We stopped off for lunch at a local café and had some of the strawberries.
Cholpon-Ata sits on the northern side Issyk-Kul, the world’s second largest alpine lake. Because it’s salty it never freezes.
For two months in summer it’s a popular resort spot for Russians, Kazakhs and the local Kyrgyz.
Apparently during the high season it’s packed with sun seekers, when we arrived it was eerily quiet.
North of the town, in a field of glacial boulders, we saw more Petroglyphs, these were more substantial than what we had seen earlier. Most were from the 8th century BC to the 1st century AD. The site was unfortunately marred by tagging.
Getting there was interesting as we drove up the old airport runway.
Late in the afternoon, as the sun was getting low we visited the very strange Cultural Centre or Rukh Ordo. This is defined as a museum and contains five identical buildings, that represent the world’s major religions. On their spires are the symbols of Islam, Buddhism, Judaism and two forms of Christianity – Roman and Orthodox.

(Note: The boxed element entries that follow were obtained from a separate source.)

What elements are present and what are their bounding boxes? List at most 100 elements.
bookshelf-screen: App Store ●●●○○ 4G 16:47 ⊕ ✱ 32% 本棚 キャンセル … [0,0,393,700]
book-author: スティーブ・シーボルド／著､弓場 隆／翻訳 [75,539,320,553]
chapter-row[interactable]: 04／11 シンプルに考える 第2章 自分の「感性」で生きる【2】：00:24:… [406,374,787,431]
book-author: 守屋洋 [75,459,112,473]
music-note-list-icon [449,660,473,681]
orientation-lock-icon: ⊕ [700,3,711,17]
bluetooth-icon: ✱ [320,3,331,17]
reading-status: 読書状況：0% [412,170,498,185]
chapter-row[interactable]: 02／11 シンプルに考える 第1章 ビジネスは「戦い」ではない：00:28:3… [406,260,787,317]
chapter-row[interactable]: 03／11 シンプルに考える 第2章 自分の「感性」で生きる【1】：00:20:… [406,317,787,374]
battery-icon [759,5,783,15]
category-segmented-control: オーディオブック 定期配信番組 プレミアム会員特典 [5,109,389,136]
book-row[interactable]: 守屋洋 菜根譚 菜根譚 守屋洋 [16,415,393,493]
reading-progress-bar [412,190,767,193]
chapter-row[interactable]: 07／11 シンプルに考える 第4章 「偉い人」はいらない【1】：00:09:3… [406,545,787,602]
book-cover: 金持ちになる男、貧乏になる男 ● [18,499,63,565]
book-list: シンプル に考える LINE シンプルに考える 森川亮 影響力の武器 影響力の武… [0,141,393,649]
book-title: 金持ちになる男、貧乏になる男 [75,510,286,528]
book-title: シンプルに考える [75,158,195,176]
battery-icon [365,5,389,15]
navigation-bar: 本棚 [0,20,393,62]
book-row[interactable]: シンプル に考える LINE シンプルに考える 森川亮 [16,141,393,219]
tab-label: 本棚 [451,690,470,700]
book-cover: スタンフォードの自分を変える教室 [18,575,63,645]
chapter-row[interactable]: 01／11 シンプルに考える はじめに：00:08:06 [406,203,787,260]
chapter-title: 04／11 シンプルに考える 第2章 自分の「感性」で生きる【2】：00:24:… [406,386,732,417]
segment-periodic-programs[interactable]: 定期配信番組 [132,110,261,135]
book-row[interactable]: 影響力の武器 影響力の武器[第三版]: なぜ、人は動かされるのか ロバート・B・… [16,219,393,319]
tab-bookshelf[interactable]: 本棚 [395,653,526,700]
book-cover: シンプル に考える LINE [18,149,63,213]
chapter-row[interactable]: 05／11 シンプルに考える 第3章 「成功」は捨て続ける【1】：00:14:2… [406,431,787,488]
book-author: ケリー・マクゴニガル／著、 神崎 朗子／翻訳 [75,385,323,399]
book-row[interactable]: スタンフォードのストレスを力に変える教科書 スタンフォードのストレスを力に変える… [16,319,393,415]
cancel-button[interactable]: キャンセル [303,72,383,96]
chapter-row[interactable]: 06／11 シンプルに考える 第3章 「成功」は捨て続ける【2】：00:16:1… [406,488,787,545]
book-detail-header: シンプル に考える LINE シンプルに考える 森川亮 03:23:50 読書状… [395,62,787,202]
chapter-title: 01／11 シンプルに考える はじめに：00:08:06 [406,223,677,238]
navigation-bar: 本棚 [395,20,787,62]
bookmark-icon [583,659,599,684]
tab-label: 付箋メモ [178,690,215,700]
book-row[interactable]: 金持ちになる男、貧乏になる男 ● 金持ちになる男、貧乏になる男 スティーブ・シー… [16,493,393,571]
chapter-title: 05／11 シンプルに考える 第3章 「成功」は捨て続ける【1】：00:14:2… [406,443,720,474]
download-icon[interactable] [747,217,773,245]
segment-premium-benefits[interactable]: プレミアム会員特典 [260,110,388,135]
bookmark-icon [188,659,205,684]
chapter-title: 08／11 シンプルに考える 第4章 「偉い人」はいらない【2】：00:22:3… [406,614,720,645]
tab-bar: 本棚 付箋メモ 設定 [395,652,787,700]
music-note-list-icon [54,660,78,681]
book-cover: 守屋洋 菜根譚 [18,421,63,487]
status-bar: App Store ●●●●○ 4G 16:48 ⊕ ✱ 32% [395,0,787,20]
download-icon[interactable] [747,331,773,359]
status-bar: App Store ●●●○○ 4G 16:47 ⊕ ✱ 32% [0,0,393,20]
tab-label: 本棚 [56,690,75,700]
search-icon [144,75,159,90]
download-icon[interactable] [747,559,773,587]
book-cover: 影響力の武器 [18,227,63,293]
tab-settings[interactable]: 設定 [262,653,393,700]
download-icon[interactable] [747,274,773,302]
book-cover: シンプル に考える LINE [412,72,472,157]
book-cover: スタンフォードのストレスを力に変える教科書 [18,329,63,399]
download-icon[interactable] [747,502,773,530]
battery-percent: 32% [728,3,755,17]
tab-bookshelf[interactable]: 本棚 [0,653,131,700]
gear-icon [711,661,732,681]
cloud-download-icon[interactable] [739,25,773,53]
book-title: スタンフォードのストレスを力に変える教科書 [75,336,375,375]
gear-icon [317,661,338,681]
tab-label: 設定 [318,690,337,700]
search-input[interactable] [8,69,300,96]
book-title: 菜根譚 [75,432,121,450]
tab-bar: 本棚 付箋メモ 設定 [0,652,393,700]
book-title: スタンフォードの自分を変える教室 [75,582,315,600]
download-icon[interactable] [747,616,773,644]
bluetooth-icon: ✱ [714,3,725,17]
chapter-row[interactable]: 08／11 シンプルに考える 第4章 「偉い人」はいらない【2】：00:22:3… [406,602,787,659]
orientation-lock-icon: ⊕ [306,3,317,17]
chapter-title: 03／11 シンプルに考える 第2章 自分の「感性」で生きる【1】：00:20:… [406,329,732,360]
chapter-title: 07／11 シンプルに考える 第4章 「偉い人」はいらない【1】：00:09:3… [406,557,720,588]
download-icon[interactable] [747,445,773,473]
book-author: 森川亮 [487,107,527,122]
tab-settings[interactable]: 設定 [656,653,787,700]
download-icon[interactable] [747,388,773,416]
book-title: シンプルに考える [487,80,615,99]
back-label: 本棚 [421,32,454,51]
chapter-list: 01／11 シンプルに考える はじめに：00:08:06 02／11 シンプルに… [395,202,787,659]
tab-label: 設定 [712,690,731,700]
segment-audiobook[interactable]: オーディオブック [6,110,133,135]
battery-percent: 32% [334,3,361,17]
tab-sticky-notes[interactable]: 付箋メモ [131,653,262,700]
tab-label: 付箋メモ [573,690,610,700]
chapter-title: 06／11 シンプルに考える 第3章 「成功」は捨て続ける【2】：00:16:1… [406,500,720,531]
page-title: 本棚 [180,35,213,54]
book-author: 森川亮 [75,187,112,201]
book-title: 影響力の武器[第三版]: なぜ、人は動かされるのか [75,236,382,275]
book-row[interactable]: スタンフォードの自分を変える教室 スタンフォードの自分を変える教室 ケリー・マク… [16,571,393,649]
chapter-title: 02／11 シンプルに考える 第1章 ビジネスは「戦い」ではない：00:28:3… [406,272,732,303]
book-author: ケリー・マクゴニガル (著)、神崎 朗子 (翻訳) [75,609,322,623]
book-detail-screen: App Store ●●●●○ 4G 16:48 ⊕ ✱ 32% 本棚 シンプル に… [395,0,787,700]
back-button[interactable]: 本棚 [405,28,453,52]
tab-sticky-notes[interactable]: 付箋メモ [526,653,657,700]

The next morning we had an interesting discussion on the Ukraine over breakfast.
This was initiated by Asel, not by us.
With so much Russian history, culture and influence in the area it’s not surprising that their point of view is decidedly pro Russian.
But then we are influenced by Western ideologies and that’s where our opinions are formed. Being able to see both sides offers an insight into how we are all being manipulated.
Power and influence is the driving force behind these conflicts and that applies to the way both Putin and Obama formulate their propaganda.
After healthy portions of sausages, eggs, more strawberries and politics for breakfast we were on the road again.
The rain had returned for our drive to Grigorevskoe Gorge and there was no chance of getting a better view of Lake Issyk-Kul.
It was the same with the gorge, which was disappointing. It was a rugged mountainous pass, with a fast flowing river. Which would have been very picturesque, given better weather.